La ciudad de Santiago, como muchas otras, vive un proceso constante de transformación. Donde antes florecían árboles, casas señoriales y recuerdos, hoy se levantan plazas comerciales, hoteles y estructuras verticales. En un reciente recorrido a pie por la avenida Juan Pablo Duarte, se revelan las huellas de un Santiago que poco a poco desaparece bajo el peso del cemento y el olvido.
Desde el colegio Sagrado Corazón de Jesús parte esta caminata. A pocos pasos, se alzan todavía algunos ejemplares del avellano, una planta asiática que, aunque odiada por algunos por no ser nativa, ofrece una sombra fresca y generosa. Lamentablemente, ya casi todas han sido taladas. Estas pocas sobrevivientes son testigos silenciosos de una ciudad que cambia de piel.
Al cruzar la calle, surgen imágenes del pasado: la antigua pizzería Roma, un clásico de los años 80, donde ahora una plaza ocupa el terreno que alguna vez perteneció al colegio Sagrado.
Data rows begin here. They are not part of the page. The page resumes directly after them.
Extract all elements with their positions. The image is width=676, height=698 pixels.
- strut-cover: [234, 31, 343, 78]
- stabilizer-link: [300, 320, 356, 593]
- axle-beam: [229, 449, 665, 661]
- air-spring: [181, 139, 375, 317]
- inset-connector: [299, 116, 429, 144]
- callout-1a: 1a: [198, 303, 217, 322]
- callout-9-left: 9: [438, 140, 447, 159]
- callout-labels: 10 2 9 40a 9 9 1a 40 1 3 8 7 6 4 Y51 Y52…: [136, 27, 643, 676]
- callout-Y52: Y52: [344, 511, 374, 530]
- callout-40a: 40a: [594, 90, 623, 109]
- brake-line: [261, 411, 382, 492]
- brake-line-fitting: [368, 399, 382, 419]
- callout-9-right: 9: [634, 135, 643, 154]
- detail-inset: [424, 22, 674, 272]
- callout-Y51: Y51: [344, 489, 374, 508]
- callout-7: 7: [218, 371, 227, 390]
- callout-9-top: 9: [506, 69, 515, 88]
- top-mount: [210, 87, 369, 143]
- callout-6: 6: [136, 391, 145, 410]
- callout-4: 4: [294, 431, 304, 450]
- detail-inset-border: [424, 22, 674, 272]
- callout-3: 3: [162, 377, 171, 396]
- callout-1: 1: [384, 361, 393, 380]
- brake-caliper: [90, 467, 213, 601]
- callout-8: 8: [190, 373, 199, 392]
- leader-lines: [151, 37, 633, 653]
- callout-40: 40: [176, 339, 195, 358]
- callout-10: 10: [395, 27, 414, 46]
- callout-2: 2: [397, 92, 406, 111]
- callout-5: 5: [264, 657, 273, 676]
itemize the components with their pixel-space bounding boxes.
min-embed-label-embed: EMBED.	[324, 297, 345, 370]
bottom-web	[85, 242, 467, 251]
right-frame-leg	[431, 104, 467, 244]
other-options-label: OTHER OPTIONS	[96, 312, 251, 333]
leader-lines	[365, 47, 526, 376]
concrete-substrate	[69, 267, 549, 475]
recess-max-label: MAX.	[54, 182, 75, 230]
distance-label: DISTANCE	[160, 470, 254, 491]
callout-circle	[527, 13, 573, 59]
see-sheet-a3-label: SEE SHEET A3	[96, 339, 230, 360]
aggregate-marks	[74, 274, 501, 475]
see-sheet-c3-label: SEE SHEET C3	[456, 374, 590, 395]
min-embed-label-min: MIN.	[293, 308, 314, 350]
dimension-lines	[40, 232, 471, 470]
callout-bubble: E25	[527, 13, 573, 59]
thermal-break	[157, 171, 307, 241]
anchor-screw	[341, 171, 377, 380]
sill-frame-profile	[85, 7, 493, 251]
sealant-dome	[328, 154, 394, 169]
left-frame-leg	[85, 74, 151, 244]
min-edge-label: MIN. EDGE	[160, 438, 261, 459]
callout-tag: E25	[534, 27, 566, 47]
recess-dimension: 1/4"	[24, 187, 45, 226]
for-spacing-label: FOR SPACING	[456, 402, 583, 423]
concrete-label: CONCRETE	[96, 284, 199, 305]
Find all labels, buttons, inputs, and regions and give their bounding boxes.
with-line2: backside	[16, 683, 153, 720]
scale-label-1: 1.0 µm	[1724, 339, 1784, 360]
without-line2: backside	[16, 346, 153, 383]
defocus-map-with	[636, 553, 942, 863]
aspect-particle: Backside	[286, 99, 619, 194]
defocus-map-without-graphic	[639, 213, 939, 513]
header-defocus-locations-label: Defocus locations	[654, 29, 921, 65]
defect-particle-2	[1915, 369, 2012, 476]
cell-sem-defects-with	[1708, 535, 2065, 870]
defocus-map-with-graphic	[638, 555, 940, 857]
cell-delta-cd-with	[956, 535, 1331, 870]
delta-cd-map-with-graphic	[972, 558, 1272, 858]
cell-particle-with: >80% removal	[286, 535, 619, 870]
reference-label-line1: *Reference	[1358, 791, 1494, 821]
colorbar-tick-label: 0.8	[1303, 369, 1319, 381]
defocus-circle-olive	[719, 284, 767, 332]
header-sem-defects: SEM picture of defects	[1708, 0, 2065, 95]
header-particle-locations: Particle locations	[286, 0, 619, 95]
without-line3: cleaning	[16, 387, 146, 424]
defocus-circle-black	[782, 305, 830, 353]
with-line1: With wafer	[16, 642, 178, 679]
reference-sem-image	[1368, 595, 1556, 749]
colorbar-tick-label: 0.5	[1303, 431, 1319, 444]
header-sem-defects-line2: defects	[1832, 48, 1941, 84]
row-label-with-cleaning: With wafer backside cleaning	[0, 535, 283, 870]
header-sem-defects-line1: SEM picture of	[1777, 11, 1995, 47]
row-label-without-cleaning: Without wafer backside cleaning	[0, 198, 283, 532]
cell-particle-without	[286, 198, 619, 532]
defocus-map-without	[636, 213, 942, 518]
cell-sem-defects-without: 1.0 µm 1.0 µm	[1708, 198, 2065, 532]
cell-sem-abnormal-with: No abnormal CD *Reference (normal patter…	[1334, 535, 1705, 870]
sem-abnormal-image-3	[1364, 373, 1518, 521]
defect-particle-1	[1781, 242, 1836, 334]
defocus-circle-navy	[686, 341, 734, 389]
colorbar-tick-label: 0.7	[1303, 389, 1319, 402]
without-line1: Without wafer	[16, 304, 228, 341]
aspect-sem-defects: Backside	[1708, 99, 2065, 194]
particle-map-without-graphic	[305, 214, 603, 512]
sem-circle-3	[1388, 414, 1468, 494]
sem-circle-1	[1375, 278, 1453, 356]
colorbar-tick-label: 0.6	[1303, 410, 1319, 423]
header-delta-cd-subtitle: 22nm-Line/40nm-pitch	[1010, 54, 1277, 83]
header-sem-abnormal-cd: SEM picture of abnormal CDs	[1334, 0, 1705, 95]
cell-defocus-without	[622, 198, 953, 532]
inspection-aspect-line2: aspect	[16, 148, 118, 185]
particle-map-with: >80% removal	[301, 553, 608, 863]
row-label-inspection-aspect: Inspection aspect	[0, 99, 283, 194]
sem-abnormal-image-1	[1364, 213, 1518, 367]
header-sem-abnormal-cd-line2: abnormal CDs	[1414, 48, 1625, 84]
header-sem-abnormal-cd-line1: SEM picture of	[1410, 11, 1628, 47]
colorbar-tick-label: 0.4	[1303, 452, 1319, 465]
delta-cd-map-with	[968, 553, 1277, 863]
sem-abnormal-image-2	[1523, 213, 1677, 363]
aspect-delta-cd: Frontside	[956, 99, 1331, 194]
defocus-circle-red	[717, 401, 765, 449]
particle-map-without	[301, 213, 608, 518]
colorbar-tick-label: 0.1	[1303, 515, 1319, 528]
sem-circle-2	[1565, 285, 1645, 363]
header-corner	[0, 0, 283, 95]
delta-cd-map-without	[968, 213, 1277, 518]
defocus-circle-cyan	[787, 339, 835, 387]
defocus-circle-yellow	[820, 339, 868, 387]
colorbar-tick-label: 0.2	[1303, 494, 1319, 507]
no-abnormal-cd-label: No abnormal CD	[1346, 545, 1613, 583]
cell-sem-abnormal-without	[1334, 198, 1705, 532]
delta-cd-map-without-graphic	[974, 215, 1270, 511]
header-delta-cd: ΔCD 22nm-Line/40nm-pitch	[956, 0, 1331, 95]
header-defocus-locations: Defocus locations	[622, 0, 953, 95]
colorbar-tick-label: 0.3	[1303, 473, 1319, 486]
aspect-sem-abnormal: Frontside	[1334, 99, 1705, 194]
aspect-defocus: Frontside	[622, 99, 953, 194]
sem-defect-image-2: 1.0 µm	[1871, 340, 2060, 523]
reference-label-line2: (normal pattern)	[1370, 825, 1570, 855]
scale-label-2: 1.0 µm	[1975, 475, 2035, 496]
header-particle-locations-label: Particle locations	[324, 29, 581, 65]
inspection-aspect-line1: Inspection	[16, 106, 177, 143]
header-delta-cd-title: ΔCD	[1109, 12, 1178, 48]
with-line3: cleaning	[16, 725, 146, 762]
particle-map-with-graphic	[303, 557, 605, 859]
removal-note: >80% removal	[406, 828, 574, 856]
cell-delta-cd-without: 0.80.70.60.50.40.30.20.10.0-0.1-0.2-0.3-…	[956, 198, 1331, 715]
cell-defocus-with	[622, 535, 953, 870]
Muy cerca, la actual Escuela de Bellas Artes ocupa una propiedad cargada de historia. Fue construida por el alemán Richard Solner, fundador de la fábrica de cigarros La Habanera, antes de que el régimen de Trujillo se apropiara de ella tras su exilio forzado.
El paseo sigue entre solares vacíos, árboles centenarios y casas abandonadas. Muchas de estas propiedades fueron residencias de familias acaudaladas, hoy reducidas a ruinas o engullidas por la urbanización. Una en particular, ahora en abandono, fue incluso un centro médico, aún visible en los restos de su fachada.
Más adelante, aparece la entrada de la urbanización Cerro del Castillo, y a su lado, otra propiedad con abundante vegetación y aire melancólico. Entre las sombras de las casuarinas, se oculta la historia no contada de clínicas, residencias y sueños olvidados.
Frente a la entrada de la SLE, un pequeño detalle arquitectónico resalta entre lo que queda de la antigua entrada. Cerca se encontraba la famosa Villa Pancha, una de las propiedades más exclusivas de la ciudad, perteneciente a don Gustavo Tavares. Allí nació el restaurante italiano Il Pasticcio, cuyo letrero aún resiste el paso del tiempo.
El recorrido finaliza en el Instituto Evangélico, el colegio más grande de Santiago, que ocupa una cuadra entera. Justo al lado, el majestuoso samán del Ayuntamiento, con raíces que parecen sostener las memorias del lugar. Enfrente, la estatua de Juan Pablo Duarte, que da nombre a la avenida, nos recuerda que este espacio antes se llamaba Avenida Franco Bidó, en honor a un héroe de la batalla de la Sábana Larga en 1856.
Hoy, muchas de esas propiedades antiguas han sido vendidas, demolidas o transformadas. Algunas aún resisten, como fantasmas del pasado. Pero el avance del «progreso» es implacable. Donde hubo verdor, ahora hay concreto. Lo verde cede ante lo gris. Las memorias, si no se documentan, se pierden.
Este paseo es una invitación a mirar con otros ojos nuestras calles. A detenernos, aunque sea un momento, y preguntarnos: ¿qué ciudad queremos dejar a las futuras generaciones?